The 1977 Cliburn shone the spotlight on another Russian, Youri Egorov, 19, who had defected to The Netherlands the year before. When Egorov did not advance to the finals in Fort Worth, outraged fans raised $10,000 to match the prize awarded the winner and arranged his New York debut at Lincoln Center’s Alice Tully Hall. At the time of Egorov’s 1988 death from AIDS, he had made 14 classical recordings.
The 1977 Cliburn Competition hosted five Soviet pianists. During the next decade, the Cold War hardened into a deep freeze. President Jimmy Carter imposed an American grain embargo against the Soviet Union. The U.S. boycotted the 1980 Moscow Olympics. The Soviets retaliated with an Eastern-bloc boycott of the Los Angeles games. In 1983, President Ronald Reagan vilified Moscow as the capital of the “evil empire.” Is it any wonder that no Soviet pianists participated in the Cliburn competitions of 1981 and 1985?
Change was in the air. Emerging Soviet politician Mikhail Gorbachev began pushing for Russian reform under the concept of “glasnost,” meaning openness and transparency. The travel visa of Vladimir Viardo, revoked in late 1973, was reissued in 1987. Very much in demand, Viardo performed outside the Iron Curtain and in 1989 accepted an endowed chair at the University of North Texas, where he remains on the faculty.
At the 1989 Cliburn competition, the winner was Alexei Sultanov, 19, an Uzbekistan native with so much talent and personality he made guest appearances on Johnny Carson and David Letterman’s late-night shows. Tragically, Soltanov suffered a stroke and died in 2005.

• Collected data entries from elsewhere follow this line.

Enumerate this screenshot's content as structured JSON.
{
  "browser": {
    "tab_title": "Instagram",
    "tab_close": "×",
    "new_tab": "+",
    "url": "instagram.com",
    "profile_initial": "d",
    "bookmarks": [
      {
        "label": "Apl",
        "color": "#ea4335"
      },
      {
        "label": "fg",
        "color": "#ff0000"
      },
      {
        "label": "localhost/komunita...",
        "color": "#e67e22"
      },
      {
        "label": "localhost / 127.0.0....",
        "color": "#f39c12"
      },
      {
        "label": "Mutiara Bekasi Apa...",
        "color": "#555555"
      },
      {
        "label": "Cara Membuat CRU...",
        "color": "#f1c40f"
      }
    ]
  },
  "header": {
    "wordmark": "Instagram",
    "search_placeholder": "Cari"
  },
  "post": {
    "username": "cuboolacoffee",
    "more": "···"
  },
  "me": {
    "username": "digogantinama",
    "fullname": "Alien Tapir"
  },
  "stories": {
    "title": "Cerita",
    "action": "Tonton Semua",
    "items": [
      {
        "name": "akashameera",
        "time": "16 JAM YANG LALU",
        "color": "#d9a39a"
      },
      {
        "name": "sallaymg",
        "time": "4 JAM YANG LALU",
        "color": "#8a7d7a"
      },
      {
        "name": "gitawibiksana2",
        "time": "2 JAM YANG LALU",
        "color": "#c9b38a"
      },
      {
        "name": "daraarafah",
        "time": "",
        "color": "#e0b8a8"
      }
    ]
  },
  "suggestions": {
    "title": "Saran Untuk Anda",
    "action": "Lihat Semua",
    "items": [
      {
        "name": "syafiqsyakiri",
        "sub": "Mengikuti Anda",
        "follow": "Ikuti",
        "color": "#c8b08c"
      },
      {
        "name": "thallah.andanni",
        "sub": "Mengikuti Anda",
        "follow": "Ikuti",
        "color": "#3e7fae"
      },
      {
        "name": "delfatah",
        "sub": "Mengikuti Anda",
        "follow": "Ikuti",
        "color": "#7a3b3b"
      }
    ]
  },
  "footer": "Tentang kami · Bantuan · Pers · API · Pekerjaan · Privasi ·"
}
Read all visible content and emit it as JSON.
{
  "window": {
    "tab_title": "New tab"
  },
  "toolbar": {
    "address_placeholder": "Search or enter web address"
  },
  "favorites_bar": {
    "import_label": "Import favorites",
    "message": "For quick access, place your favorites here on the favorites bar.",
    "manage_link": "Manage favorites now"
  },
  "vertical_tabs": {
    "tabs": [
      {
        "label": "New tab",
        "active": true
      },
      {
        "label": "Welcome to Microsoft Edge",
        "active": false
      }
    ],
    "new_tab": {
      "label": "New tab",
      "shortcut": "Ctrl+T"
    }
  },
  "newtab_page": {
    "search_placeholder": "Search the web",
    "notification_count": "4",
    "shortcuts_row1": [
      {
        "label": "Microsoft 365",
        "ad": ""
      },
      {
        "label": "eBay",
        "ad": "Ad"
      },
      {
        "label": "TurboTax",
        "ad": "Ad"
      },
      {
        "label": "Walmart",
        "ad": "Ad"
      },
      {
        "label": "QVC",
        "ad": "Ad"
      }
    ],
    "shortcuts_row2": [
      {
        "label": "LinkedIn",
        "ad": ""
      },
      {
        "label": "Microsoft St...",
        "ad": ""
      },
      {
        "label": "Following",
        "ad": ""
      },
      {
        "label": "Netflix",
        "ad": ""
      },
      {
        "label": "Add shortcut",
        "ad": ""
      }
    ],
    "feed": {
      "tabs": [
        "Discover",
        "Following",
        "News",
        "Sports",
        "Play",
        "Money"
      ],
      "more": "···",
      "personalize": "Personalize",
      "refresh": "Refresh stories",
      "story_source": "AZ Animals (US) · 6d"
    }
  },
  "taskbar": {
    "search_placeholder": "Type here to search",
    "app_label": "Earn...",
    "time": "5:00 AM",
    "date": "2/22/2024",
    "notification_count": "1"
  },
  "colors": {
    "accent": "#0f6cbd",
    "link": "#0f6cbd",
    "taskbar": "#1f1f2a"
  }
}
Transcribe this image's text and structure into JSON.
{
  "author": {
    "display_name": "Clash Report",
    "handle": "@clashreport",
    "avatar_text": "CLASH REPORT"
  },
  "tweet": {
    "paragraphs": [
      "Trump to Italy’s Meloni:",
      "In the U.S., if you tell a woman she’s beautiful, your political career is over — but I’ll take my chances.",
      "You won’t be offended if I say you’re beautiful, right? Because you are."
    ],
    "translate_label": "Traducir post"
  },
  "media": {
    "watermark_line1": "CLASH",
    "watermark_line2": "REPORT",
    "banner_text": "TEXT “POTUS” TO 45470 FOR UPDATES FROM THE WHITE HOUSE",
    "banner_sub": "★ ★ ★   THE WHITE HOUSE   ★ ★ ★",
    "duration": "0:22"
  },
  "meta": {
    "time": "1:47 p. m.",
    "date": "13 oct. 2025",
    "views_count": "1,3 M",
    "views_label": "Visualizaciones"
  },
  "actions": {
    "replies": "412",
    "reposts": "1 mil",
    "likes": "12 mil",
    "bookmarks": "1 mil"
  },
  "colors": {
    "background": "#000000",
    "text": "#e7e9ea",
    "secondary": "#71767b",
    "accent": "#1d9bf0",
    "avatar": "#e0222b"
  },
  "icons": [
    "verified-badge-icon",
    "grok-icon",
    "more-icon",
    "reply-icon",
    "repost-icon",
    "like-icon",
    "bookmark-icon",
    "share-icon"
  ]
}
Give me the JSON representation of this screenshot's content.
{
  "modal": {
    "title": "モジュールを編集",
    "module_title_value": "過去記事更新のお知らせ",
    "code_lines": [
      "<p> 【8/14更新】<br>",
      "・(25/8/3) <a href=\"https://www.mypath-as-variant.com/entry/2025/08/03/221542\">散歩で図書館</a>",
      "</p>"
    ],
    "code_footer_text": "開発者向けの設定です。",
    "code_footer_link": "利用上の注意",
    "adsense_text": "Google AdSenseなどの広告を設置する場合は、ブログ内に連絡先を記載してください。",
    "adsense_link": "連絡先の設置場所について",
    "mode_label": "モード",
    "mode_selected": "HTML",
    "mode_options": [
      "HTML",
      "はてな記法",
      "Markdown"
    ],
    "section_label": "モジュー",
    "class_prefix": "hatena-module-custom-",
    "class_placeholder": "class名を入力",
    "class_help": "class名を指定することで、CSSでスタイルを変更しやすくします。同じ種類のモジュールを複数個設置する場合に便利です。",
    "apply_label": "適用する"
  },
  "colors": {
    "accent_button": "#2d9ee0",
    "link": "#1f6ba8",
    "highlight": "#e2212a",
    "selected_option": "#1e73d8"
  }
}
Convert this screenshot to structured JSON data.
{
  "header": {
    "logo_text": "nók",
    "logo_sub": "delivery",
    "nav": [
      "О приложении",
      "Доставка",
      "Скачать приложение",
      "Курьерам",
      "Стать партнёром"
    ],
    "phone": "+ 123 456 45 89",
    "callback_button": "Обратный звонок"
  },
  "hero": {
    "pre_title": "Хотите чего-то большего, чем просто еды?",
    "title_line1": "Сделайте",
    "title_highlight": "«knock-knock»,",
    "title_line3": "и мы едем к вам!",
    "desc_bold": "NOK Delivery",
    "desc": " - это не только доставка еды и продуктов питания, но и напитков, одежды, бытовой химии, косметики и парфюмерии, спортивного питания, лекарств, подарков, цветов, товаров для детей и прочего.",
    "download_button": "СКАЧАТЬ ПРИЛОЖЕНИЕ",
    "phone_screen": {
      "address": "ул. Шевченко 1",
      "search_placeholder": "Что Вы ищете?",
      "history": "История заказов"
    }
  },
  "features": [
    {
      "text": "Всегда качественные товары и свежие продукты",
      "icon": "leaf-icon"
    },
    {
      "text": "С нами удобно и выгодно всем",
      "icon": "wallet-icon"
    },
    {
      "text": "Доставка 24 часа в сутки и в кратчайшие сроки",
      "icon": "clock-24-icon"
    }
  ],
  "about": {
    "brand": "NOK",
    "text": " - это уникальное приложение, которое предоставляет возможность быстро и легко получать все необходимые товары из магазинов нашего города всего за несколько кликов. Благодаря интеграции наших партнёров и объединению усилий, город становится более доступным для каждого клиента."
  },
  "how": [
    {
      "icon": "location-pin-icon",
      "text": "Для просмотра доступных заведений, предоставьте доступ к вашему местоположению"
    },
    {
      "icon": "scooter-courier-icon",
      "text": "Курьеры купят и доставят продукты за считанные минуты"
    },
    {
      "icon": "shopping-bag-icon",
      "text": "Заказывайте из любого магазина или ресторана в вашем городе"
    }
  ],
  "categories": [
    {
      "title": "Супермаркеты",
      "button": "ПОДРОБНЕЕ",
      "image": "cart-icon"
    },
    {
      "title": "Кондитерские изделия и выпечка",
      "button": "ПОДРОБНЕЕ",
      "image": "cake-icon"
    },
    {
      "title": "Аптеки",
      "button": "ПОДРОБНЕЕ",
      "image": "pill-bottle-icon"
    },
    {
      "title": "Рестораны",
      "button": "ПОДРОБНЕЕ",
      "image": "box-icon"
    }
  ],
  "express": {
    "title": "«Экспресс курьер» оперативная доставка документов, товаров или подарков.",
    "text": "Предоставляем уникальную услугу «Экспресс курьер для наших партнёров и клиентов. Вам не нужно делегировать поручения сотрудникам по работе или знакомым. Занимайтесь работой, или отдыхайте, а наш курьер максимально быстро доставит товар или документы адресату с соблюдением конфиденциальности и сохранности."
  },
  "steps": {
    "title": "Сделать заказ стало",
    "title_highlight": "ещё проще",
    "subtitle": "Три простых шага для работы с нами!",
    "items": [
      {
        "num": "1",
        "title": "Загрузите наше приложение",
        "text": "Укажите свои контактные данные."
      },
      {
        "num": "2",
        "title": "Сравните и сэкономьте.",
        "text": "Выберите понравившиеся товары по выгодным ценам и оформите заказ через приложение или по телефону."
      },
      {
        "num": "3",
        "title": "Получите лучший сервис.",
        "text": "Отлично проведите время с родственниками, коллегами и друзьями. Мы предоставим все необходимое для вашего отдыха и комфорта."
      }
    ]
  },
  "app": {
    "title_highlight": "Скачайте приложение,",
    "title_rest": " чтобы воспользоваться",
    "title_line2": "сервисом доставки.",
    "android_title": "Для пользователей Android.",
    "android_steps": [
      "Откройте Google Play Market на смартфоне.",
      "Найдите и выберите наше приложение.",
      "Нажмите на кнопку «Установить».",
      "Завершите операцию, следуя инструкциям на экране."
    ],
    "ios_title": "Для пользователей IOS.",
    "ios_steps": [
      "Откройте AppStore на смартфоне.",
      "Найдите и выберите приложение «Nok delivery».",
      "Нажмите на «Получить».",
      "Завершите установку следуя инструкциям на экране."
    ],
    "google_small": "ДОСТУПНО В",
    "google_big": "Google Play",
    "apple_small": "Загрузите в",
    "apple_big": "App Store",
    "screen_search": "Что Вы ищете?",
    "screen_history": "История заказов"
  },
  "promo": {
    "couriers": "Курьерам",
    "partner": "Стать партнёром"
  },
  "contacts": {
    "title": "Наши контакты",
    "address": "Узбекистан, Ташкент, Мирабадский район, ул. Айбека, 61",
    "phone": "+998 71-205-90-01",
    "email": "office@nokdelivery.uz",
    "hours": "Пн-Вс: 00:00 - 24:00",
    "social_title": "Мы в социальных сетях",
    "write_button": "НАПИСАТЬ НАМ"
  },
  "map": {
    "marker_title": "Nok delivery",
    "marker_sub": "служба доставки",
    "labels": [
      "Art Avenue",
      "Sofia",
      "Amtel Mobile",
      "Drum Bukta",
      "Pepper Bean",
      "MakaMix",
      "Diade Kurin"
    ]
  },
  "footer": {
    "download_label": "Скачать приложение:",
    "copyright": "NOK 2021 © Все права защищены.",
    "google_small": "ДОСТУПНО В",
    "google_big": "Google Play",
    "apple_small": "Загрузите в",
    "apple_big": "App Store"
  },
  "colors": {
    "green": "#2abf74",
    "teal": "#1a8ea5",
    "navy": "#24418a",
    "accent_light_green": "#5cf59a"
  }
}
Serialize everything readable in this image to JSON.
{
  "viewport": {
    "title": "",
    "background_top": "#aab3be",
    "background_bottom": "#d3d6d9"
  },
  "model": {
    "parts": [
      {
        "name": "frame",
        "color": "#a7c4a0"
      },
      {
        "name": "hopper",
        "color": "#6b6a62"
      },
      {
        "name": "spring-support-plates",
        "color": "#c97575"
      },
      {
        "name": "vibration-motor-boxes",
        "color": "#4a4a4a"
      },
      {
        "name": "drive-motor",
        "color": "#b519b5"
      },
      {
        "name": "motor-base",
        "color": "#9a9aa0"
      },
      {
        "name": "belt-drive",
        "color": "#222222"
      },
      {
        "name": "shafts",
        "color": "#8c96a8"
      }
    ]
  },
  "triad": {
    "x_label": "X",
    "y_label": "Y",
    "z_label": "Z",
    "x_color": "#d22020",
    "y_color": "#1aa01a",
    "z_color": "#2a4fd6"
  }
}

Glasnost led to “Soviet Space,” a ground-breaking exhibit in 1991 sponsored by the Fort Worth Museum of Science and History. Eighty tons of Russian space equipment went on display. More than 200 local volunteers served as translators and docents. A cosmonaut threw out the first pitch at a Texas Rangers ballgame. Soviets sat in box seats with George W. Bush, then a managing partner of the team.
Two days before the exhibit opened, the museum hosted a lavish gala. Van Cliburn had such a grand time chatting in Russian with 20 Soviet VIPs that he spontaneously invited everyone within earshot to an impromptu dinner party at his home the next night. He contacted the Fort Worth Club for catering. By the time guests reached Cliburn’s mansion in Old Westover on June 28, 1991, the dining room was set with silver trays piled high with pasta, seafood, caviar (flown in from five states) and shots of iced Russian vodka.
Happy to be hosting his new friends, Cliburn sat down at his Steinway grand and played Moscow Nights, a lively Russian tune, followed by the Soviet national anthem and The Star-Spangled Banner. That evening, there was harmony between music and science as the Cliburn again proved to be a vehicle reflecting the ups and downs in East-West relations.
(Hollace Ava Weiner, an author and historian, is director of the Fort Worth Jewish Archives.)